Conto rapidamente a situação que vivenciei no Diário do Grande ABC, onde desembarquei em julho de 2004 (e fui despedido por força de uma decisão judicial em abril de 2005) na condição de Diretor de Redação. Fui surpreendido com o que ali encontrei. Além de cacarecos tecnológicos que deveriam estar num cantinho qualquer de cemitério de computadores e acessórios, uma redação inteira era movida pela pressa na forma de copidescagem na tela de computador.

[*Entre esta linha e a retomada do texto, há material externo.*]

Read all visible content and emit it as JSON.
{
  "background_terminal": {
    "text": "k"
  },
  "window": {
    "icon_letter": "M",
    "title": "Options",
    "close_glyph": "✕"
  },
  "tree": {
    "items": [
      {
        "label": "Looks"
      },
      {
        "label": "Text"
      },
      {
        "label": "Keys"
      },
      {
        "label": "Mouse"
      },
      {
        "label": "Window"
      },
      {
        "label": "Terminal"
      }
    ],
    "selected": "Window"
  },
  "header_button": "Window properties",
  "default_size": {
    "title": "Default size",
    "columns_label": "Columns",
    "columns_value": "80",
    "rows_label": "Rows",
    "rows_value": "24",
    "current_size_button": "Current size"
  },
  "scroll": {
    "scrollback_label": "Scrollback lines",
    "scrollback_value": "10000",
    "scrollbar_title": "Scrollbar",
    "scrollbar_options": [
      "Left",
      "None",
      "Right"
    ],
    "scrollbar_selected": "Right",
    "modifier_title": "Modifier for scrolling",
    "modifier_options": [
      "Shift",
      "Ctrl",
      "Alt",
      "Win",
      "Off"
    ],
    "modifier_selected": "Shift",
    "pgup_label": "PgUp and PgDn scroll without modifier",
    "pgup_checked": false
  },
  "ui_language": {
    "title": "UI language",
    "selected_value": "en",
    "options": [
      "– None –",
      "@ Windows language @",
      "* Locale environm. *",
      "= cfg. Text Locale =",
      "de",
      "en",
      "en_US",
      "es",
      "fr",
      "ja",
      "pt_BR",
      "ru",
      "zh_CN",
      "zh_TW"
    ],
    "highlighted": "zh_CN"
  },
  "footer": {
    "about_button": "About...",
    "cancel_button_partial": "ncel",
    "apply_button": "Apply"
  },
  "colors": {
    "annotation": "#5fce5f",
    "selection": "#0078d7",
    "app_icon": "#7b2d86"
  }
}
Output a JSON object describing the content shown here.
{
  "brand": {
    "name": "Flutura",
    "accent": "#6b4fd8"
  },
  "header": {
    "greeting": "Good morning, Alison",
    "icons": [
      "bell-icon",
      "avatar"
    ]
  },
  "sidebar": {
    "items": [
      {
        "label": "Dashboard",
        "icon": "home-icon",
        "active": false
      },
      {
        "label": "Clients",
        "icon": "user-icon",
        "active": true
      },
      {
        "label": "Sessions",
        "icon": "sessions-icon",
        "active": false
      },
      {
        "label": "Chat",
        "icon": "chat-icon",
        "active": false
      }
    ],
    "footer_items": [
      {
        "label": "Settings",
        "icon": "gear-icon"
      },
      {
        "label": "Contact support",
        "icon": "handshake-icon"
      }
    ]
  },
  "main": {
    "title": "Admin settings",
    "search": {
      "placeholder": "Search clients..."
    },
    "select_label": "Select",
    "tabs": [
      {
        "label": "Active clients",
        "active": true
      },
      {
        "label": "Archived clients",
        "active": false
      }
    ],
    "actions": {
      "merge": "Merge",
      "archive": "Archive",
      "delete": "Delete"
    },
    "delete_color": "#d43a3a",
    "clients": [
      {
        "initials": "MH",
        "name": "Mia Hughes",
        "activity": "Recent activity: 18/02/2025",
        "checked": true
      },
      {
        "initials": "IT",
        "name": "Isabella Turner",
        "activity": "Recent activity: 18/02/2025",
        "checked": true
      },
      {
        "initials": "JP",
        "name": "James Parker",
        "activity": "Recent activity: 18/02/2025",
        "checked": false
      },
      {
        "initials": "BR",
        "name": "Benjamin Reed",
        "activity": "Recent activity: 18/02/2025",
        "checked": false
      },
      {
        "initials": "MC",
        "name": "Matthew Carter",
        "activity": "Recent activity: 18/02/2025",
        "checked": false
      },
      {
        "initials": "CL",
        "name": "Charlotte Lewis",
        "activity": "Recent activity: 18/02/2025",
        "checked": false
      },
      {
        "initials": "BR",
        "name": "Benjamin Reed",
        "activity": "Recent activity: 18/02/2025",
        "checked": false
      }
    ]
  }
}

Copidescagem é terminologia corporativa dos jornalistas. Significa a revisão de texto. Por exemplo: este texto que escrevo neste momento no computador, passa rigorosamente por minha própria correção no papel. Duas ou três vezes. E mesmo assim, acreditem, sempre há o risco de sair alguma bobagem, porque essa nossa língua é por demais comprida, ferina, problemática e armadilhesca.


A copidescagem de todos os textos que recebia como comandante da revista LivreMercado se dava no papel, fisicamente no papel. No Diário do Grande ABC daquele 2004-2005 a copidescagem se dava impunemente na tela de computador. Apenas na tela de computador. Sei lá se isso se dá até hoje, é capaz que assim o seja diante de tantos erros e da falta de acabamento que se observa no dia a dia daquele produto.


A “normalidade” da copidescagem no computador e as precárias condições de infraestrutura material para proceder a mudanças significativas no processo impediram-me de atingir o grau de reorganização necessário àquela redação. Além, é claro, da sentença judicial que felizmente me tirou daquela panela de pressão.


Mas não deixei de provar — e é tão fácil provar mesmo hoje, porque vivo essa experiência pessoal ao imprimir os textos que produzo no computador — que a metodologia supostamente avançada de restringir a operação de produção e edição longe da sensibilidade tátil do papel era um passo em direção ao inferno de inconformidades.


Lembro que uma editora, minha amiga, a quem recomendara inutilmente o processo convencional de papel para correções, foi obrigada a receber, numa reunião de pauta, uma cópia de matéria copidescada por mim. O texto fora publicado na respectiva editoria. Não passavam de três mil caracteres, menos da metade do texto deste artigo, e reunia nada menos que 23 erros, dos quais dois de deslizes crassos de concordância. Tudo sob a batuta inexpugnável da copidescagem eletrônica.


Rigorosamente, nenhuma matéria publicada durante 19 anos na revista LivreMercado sob minha direção deixou de passar por copidescagem física. Mais que isso: o critério de qualidade era tão rigoroso que o processo de potencial ajeitamento ortográfico, histórico e técnico do texto passava por duplo fuzilamento — durante muito tempo Malu Marcoccia (a primeira e mais exausta ação antierros) e em seguida por mim e, mais tarde, como a saída de Malu Marcoccia, por mim (como primeiro copidesque) e Maurício Milani, hoje no ABCD Maior.


Não acredito em jornalismo que dispense copidescagem na unha. Não acredito em leitores que se recusam a ler no papel. Por isso, a sugestão é que sigam nosso mote, anterior ao texto do jornalista britânico mas coincidente na saga de enriquecimento intelectual que só leituras meditadas proporcionam. O resto é comida rápida que pode causar estragos homéricos.